Hamilton Floyd of San Antonio swears that juggling sharpens his vision -- so much so that he doesn't wear glasses at age 81. His specialty requires a cowboy hat with an attachment that looks like half of a beanie propeller. He sways back and forth on a board balanced on a smooth log, spins a lariat, then attaches the rope to the half propeller and keeps it spinning around his body by moving his head in circles.

Signaling a bystander to toss him three balls to juggle, he breaks into a song about the Rio Grande. "That exercise is good for circulating blood to the brain," he said. "I do it two or three times a day."

A handful of jugglers, like Susan Kirby, 23, of Baltimore, are "into numbers," juggling more and more objects. Juggling five is considered the "black belt" of the art.

"People make fun of numbers jugglers, especially the Europeans," Kirby said. "They say it's such an American mentality, always trying to do more than somebody else.

"But there's a kind of bonding that goes on with people who are into numbers. No one else knows what that feeling is like, to have seven balls up over your head and keep them going. You hit cruising speed. Time kind of slows down. The same thing happens, I suppose, with runners after 10 miles or so."

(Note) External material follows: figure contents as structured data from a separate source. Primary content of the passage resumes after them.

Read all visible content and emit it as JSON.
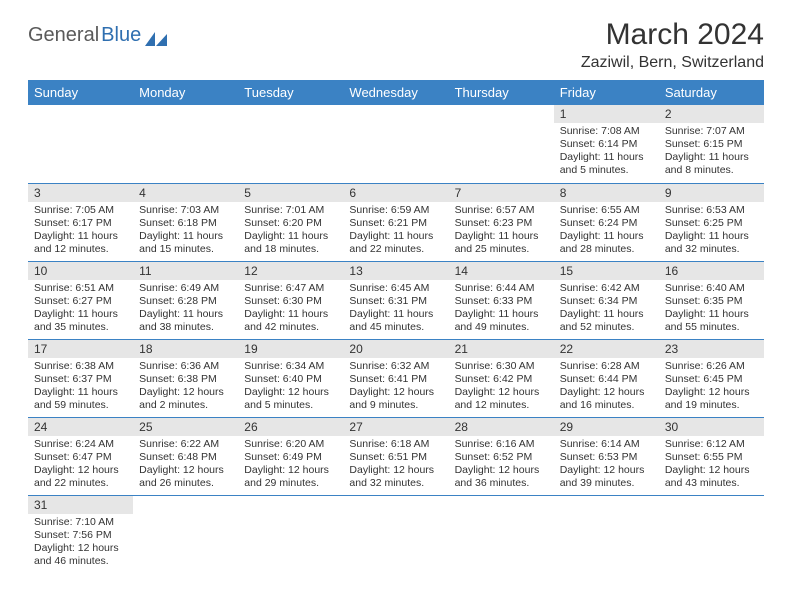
{
  "logo": {
    "text_gray": "General",
    "text_blue": "Blue"
  },
  "title": "March 2024",
  "location": "Zaziwil, Bern, Switzerland",
  "colors": {
    "header_bg": "#3b82c4",
    "header_text": "#ffffff",
    "daynum_bg": "#e6e6e6",
    "row_border": "#3b82c4",
    "logo_gray": "#5a5a5a",
    "logo_blue": "#2f6fb0"
  },
  "weekdays": [
    "Sunday",
    "Monday",
    "Tuesday",
    "Wednesday",
    "Thursday",
    "Friday",
    "Saturday"
  ],
  "weeks": [
    [
      {
        "n": "",
        "sunrise": "",
        "sunset": "",
        "daylight": ""
      },
      {
        "n": "",
        "sunrise": "",
        "sunset": "",
        "daylight": ""
      },
      {
        "n": "",
        "sunrise": "",
        "sunset": "",
        "daylight": ""
      },
      {
        "n": "",
        "sunrise": "",
        "sunset": "",
        "daylight": ""
      },
      {
        "n": "",
        "sunrise": "",
        "sunset": "",
        "daylight": ""
      },
      {
        "n": "1",
        "sunrise": "Sunrise: 7:08 AM",
        "sunset": "Sunset: 6:14 PM",
        "daylight": "Daylight: 11 hours and 5 minutes."
      },
      {
        "n": "2",
        "sunrise": "Sunrise: 7:07 AM",
        "sunset": "Sunset: 6:15 PM",
        "daylight": "Daylight: 11 hours and 8 minutes."
      }
    ],
    [
      {
        "n": "3",
        "sunrise": "Sunrise: 7:05 AM",
        "sunset": "Sunset: 6:17 PM",
        "daylight": "Daylight: 11 hours and 12 minutes."
      },
      {
        "n": "4",
        "sunrise": "Sunrise: 7:03 AM",
        "sunset": "Sunset: 6:18 PM",
        "daylight": "Daylight: 11 hours and 15 minutes."
      },
      {
        "n": "5",
        "sunrise": "Sunrise: 7:01 AM",
        "sunset": "Sunset: 6:20 PM",
        "daylight": "Daylight: 11 hours and 18 minutes."
      },
      {
        "n": "6",
        "sunrise": "Sunrise: 6:59 AM",
        "sunset": "Sunset: 6:21 PM",
        "daylight": "Daylight: 11 hours and 22 minutes."
      },
      {
        "n": "7",
        "sunrise": "Sunrise: 6:57 AM",
        "sunset": "Sunset: 6:23 PM",
        "daylight": "Daylight: 11 hours and 25 minutes."
      },
      {
        "n": "8",
        "sunrise": "Sunrise: 6:55 AM",
        "sunset": "Sunset: 6:24 PM",
        "daylight": "Daylight: 11 hours and 28 minutes."
      },
      {
        "n": "9",
        "sunrise": "Sunrise: 6:53 AM",
        "sunset": "Sunset: 6:25 PM",
        "daylight": "Daylight: 11 hours and 32 minutes."
      }
    ],
    [
      {
        "n": "10",
        "sunrise": "Sunrise: 6:51 AM",
        "sunset": "Sunset: 6:27 PM",
        "daylight": "Daylight: 11 hours and 35 minutes."
      },
      {
        "n": "11",
        "sunrise": "Sunrise: 6:49 AM",
        "sunset": "Sunset: 6:28 PM",
        "daylight": "Daylight: 11 hours and 38 minutes."
      },
      {
        "n": "12",
        "sunrise": "Sunrise: 6:47 AM",
        "sunset": "Sunset: 6:30 PM",
        "daylight": "Daylight: 11 hours and 42 minutes."
      },
      {
        "n": "13",
        "sunrise": "Sunrise: 6:45 AM",
        "sunset": "Sunset: 6:31 PM",
        "daylight": "Daylight: 11 hours and 45 minutes."
      },
      {
        "n": "14",
        "sunrise": "Sunrise: 6:44 AM",
        "sunset": "Sunset: 6:33 PM",
        "daylight": "Daylight: 11 hours and 49 minutes."
      },
      {
        "n": "15",
        "sunrise": "Sunrise: 6:42 AM",
        "sunset": "Sunset: 6:34 PM",
        "daylight": "Daylight: 11 hours and 52 minutes."
      },
      {
        "n": "16",
        "sunrise": "Sunrise: 6:40 AM",
        "sunset": "Sunset: 6:35 PM",
        "daylight": "Daylight: 11 hours and 55 minutes."
      }
    ],
    [
      {
        "n": "17",
        "sunrise": "Sunrise: 6:38 AM",
        "sunset": "Sunset: 6:37 PM",
        "daylight": "Daylight: 11 hours and 59 minutes."
      },
      {
        "n": "18",
        "sunrise": "Sunrise: 6:36 AM",
        "sunset": "Sunset: 6:38 PM",
        "daylight": "Daylight: 12 hours and 2 minutes."
      },
      {
        "n": "19",
        "sunrise": "Sunrise: 6:34 AM",
        "sunset": "Sunset: 6:40 PM",
        "daylight": "Daylight: 12 hours and 5 minutes."
      },
      {
        "n": "20",
        "sunrise": "Sunrise: 6:32 AM",
        "sunset": "Sunset: 6:41 PM",
        "daylight": "Daylight: 12 hours and 9 minutes."
      },
      {
        "n": "21",
        "sunrise": "Sunrise: 6:30 AM",
        "sunset": "Sunset: 6:42 PM",
        "daylight": "Daylight: 12 hours and 12 minutes."
      },
      {
        "n": "22",
        "sunrise": "Sunrise: 6:28 AM",
        "sunset": "Sunset: 6:44 PM",
        "daylight": "Daylight: 12 hours and 16 minutes."
      },
      {
        "n": "23",
        "sunrise": "Sunrise: 6:26 AM",
        "sunset": "Sunset: 6:45 PM",
        "daylight": "Daylight: 12 hours and 19 minutes."
      }
    ],
    [
      {
        "n": "24",
        "sunrise": "Sunrise: 6:24 AM",
        "sunset": "Sunset: 6:47 PM",
        "daylight": "Daylight: 12 hours and 22 minutes."
      },
      {
        "n": "25",
        "sunrise": "Sunrise: 6:22 AM",
        "sunset": "Sunset: 6:48 PM",
        "daylight": "Daylight: 12 hours and 26 minutes."
      },
      {
        "n": "26",
        "sunrise": "Sunrise: 6:20 AM",
        "sunset": "Sunset: 6:49 PM",
        "daylight": "Daylight: 12 hours and 29 minutes."
      },
      {
        "n": "27",
        "sunrise": "Sunrise: 6:18 AM",
        "sunset": "Sunset: 6:51 PM",
        "daylight": "Daylight: 12 hours and 32 minutes."
      },
      {
        "n": "28",
        "sunrise": "Sunrise: 6:16 AM",
        "sunset": "Sunset: 6:52 PM",
        "daylight": "Daylight: 12 hours and 36 minutes."
      },
      {
        "n": "29",
        "sunrise": "Sunrise: 6:14 AM",
        "sunset": "Sunset: 6:53 PM",
        "daylight": "Daylight: 12 hours and 39 minutes."
      },
      {
        "n": "30",
        "sunrise": "Sunrise: 6:12 AM",
        "sunset": "Sunset: 6:55 PM",
        "daylight": "Daylight: 12 hours and 43 minutes."
      }
    ],
    [
      {
        "n": "31",
        "sunrise": "Sunrise: 7:10 AM",
        "sunset": "Sunset: 7:56 PM",
        "daylight": "Daylight: 12 hours and 46 minutes."
      },
      {
        "n": "",
        "sunrise": "",
        "sunset": "",
        "daylight": ""
      },
      {
        "n": "",
        "sunrise": "",
        "sunset": "",
        "daylight": ""
      },
      {
        "n": "",
        "sunrise": "",
        "sunset": "",
        "daylight": ""
      },
      {
        "n": "",
        "sunrise": "",
        "sunset": "",
        "daylight": ""
      },
      {
        "n": "",
        "sunrise": "",
        "sunset": "",
        "daylight": ""
      },
      {
        "n": "",
        "sunrise": "",
        "sunset": "",
        "daylight": ""
      }
    ]
  ]
}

Although Kirby does some street performing with a partner in Baltimore, she prefers to seek out a quiet corner or face a wall and create spectacular showers of balls. "I don't really care if people watch. I'm a purist. I'm just doing it mostly for myself."

After a couple of days here, it seems perfectly normal when someone pedals past on a unicycle, juggling rubber chickens, or lectures on the fine art of not setting your hair afire with torches. It still isn't clear why jugglers juggle, but the question doesn't matter anymore.